Basit, whose execution is now set for Tuesday, was originally scheduled to be hanged on July 28. The Lahore High Court stayed his execution after Basit's lawyers argued that his sentence would would constitute "cruel and unusual punishment" and violate the "fundamental right to human dignity" protected by the country's constitution.

Related: Three Countries Were Responsible for 70 Percent of the World's Executions in 2014

"Hanging a man who is unable even to stand would be a new low for Pakistan's death penalty system, and a clear violation of the country's constitution," Maya Foa, director of the death penalty team at the international human rights organization Reprieve, said in a statement.

Lawyers for the second inmate, Ansar Iqbal, argue he was 15 when he and a friend were arrested on charges that they murdered their neighbor 16 years ago.

The execution of juveniles is illegal in Pakistan.

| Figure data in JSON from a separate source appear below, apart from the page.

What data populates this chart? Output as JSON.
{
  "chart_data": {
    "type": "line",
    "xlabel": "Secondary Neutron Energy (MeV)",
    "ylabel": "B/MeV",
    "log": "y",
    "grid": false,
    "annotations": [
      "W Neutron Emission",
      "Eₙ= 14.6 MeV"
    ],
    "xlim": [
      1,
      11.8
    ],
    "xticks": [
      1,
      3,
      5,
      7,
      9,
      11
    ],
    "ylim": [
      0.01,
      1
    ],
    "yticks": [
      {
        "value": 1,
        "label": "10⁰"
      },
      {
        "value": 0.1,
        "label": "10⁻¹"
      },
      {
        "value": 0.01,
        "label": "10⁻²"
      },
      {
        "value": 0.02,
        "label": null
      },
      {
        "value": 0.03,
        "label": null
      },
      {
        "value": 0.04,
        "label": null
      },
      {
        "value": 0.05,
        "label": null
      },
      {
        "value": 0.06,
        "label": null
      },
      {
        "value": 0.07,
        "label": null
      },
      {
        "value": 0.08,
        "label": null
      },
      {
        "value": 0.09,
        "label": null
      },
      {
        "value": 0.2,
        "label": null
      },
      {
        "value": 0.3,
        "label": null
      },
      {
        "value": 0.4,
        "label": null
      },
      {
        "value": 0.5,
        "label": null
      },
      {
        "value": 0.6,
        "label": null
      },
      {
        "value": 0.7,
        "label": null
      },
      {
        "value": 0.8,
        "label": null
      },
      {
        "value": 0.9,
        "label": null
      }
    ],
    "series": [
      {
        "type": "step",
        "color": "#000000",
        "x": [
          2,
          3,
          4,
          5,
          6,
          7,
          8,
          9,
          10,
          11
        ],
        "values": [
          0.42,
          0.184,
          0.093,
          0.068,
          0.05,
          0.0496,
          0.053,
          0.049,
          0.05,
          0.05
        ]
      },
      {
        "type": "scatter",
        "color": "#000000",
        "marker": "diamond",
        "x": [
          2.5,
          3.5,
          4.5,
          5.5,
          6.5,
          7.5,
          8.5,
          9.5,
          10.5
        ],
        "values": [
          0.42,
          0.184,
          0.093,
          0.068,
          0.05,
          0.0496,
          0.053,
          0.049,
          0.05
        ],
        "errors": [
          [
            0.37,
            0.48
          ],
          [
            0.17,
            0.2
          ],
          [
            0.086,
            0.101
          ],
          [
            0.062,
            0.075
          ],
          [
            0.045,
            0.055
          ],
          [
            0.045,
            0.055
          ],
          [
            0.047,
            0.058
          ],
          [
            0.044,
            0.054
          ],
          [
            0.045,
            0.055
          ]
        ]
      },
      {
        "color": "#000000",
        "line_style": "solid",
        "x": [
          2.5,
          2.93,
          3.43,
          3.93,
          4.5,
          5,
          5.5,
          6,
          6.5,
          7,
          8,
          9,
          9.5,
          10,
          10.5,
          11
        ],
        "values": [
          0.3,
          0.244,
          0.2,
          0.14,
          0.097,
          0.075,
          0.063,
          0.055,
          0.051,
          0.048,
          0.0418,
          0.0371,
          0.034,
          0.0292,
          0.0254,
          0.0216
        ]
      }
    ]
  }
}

Iqbal's lawyers have produced school records and birth certificate that indicate he was either 14 or 15 years old at the time of the murder, but judges have refused to examine the evidence, saying that it was submitted too late. Instead, the courts are relying on the arresting officer's estimate that Iqbal was in his early 20s at the time.

Iqbal and Basit are just two of more than 8,000 inmates presently sitting on death row in Pakistan. The country reinstituted the death penalty in December of last year in an effort to crack down on violent militants. It has executed 240 people in the months since.